皇女カリーシアは気丈な横顔で、足元の血溜まりに怖気付く様子もなく、父親を目指して大股に進む。
「お父様!」
その声は淀んだ空気を切り裂いて響き渡った。
勝ち気で明瞭で、勇敢な意志を感じた。
魔物の血を浴びないように斜めがけの皮袋にしまっていたミシェリーを袋越しに撫でながら、疲れた頭で「あれはエルより気が強そうだなぁ」と考えていると、玉座の前に立ったその少女の頬を涙が流れた。
「お父様。わたくしの声が聞こえますか。答えてくださいな、お父様」
厳しい口調で、しかし涙を流しながら、カリーシアは膝をついて父親を見上げる。
乾いて痩せた手を取り、衣が血に染まるのにも構わずに、彼女は切々と語りかけた。
「戻って来てくださいませ。炎帝などという強欲な男ではない、本当のお父様。カリーシアは生きております。お兄様やお姉様や弟たちも変わらずお父様を愛しております。きょうだいやお母様は死んでしまいましたが、カリーシアは生きていきます。これからも、ずっと、たったひとりになろうとも、わたくしは……」
玉座の男の手が、そっと少女の頬を撫でた。
流れる涙を拭うように、優しい仕草で。
「長い間……独りにしてしまって、すまなかったなぁ」
ぼろぼろと涙を流す娘を抱きしめ、皇帝ガヌロンは玉座から立ち上がった。
彼は剣を抜き、「後ろを向いていなさい」と告げると、その剣で魔女メロエの首を斬り飛ばした。

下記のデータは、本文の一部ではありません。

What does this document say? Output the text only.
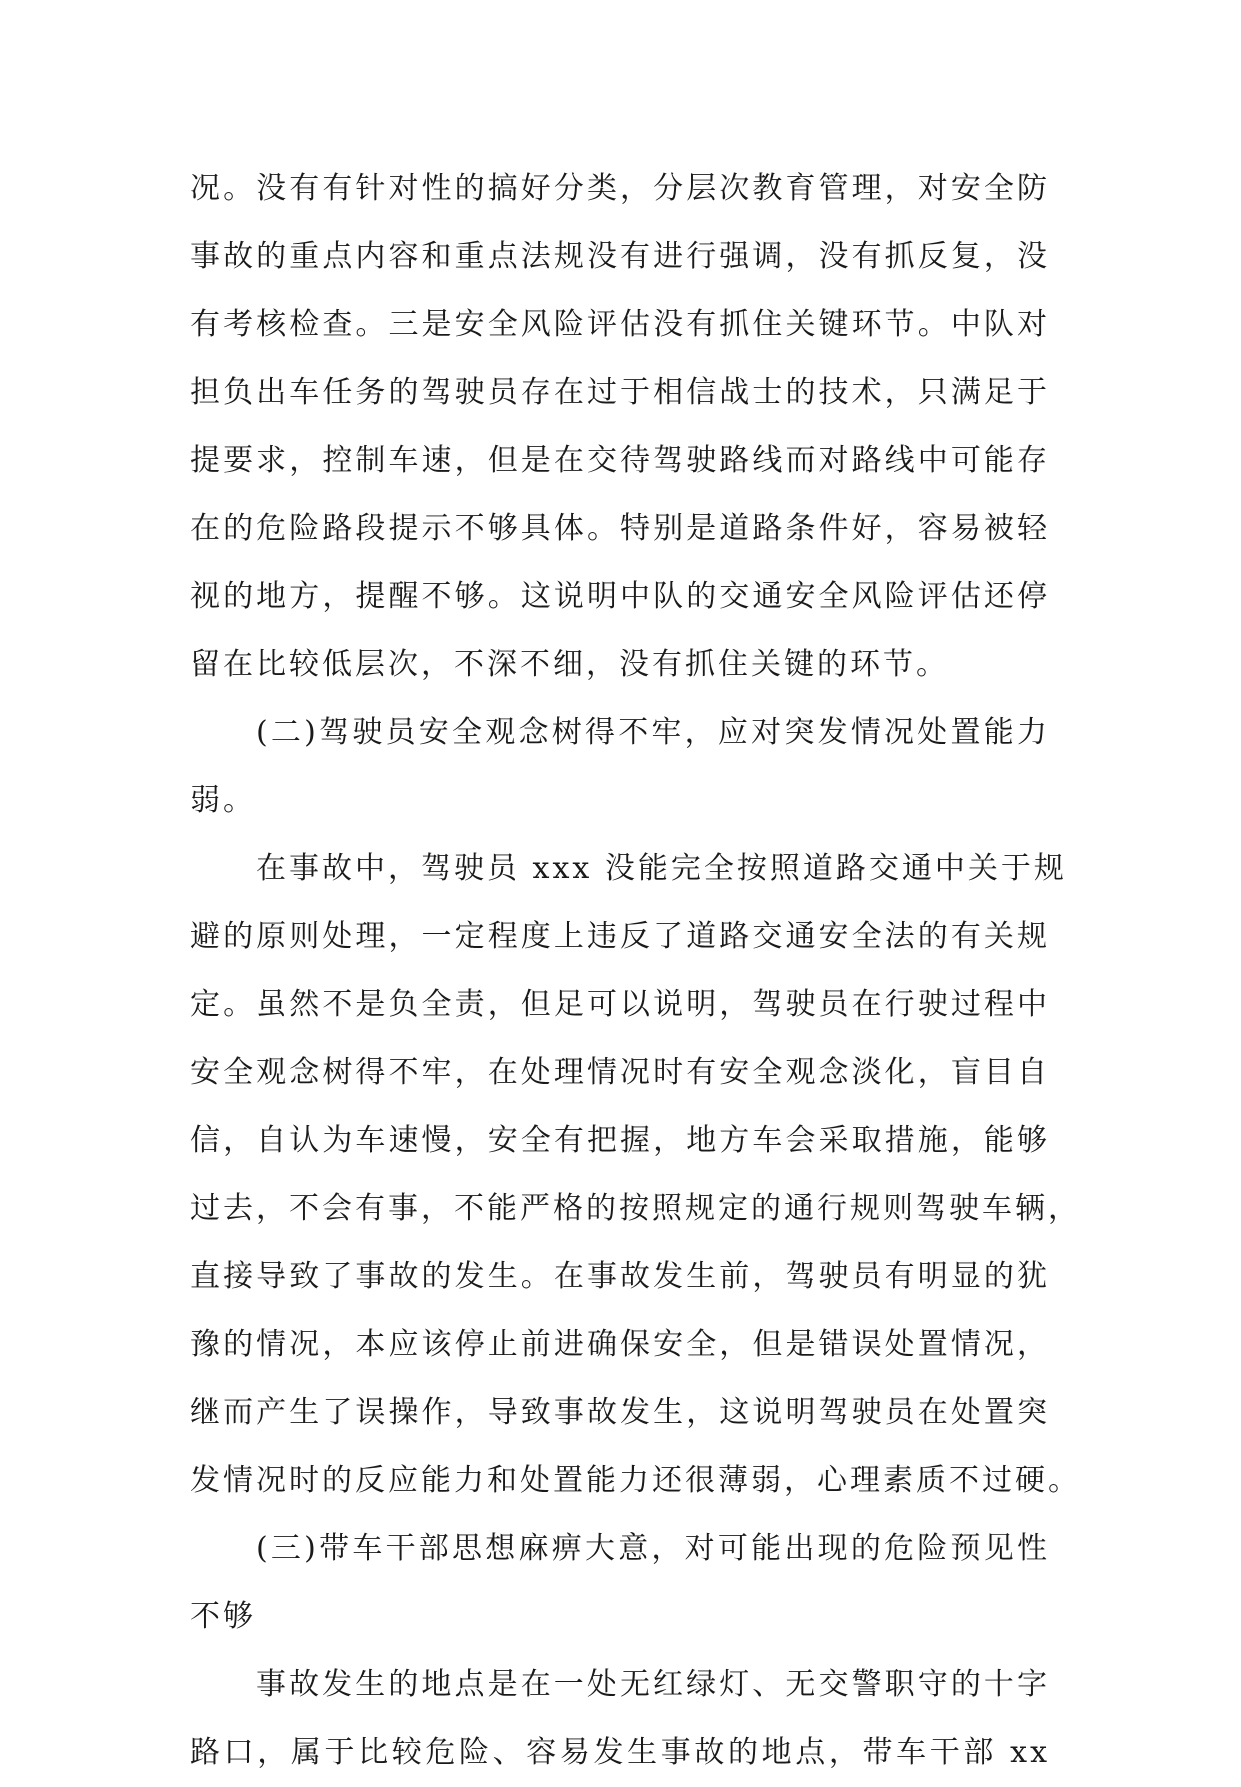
况。没有有针对性的搞好分类，分层次教育管理，对安全防
事故的重点内容和重点法规没有进行强调，没有抓反复，没
有考核检查。三是安全风险评估没有抓住关键环节。中队对
担负出车任务的驾驶员存在过于相信战士的技术，只满足于
提要求，控制车速，但是在交待驾驶路线而对路线中可能存
在的危险路段提示不够具体。特别是道路条件好，容易被轻
视的地方，提醒不够。这说明中队的交通安全风险评估还停
留在比较低层次，不深不细，没有抓住关键的环节。
(二)驾驶员安全观念树得不牢，应对突发情况处置能力
弱。
在事故中，驾驶员 xxx 没能完全按照道路交通中关于规
避的原则处理，一定程度上违反了道路交通安全法的有关规
定。虽然不是负全责，但足可以说明，驾驶员在行驶过程中
安全观念树得不牢，在处理情况时有安全观念淡化，盲目自
信，自认为车速慢，安全有把握，地方车会采取措施，能够
过去，不会有事，不能严格的按照规定的通行规则驾驶车辆，
直接导致了事故的发生。在事故发生前，驾驶员有明显的犹
豫的情况，本应该停止前进确保安全，但是错误处置情况，
继而产生了误操作，导致事故发生，这说明驾驶员在处置突
发情况时的反应能力和处置能力还很薄弱，心理素质不过硬。
(三)带车干部思想麻痹大意，对可能出现的危险预见性
不够
事故发生的地点是在一处无红绿灯、无交警职守的十字
路口，属于比较危险、容易发生事故的地点，带车干部 xx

衰える前はさぞかし腕のたつ武人であったに違いないと思わせる動作だった。
びくりと震えたきり、メロエは動かなくなった。
彼女の所業の割には、呆気ない最期であったと言えるかもしれない。
──それは貴方の役割ではない。
へファイオンの言葉が耳に蘇り、その言葉の意味を知る。
皇帝ガヌロンは一切の抵抗も言い逃れもなく、投降した。
〈耳〉を通じてやって来たフェインの臣が、彼と彼の娘の身柄を引き取っていく。
「ありがとう」
壁に凭れ掛かるブレスの前を通り過ぎながら、少年の人形が無表情の向こう側で安らかに微笑んだ。
父親とカリーシアの後ろに寄り添うように去っていった彼らを見送り、ブレスは立ち上がる。
兄に訊きたいことは山ほどある。
けれど、今すべきことは別にある。
影の魔女の死を、マリーの戦いの結末を、見届けなくてはならない。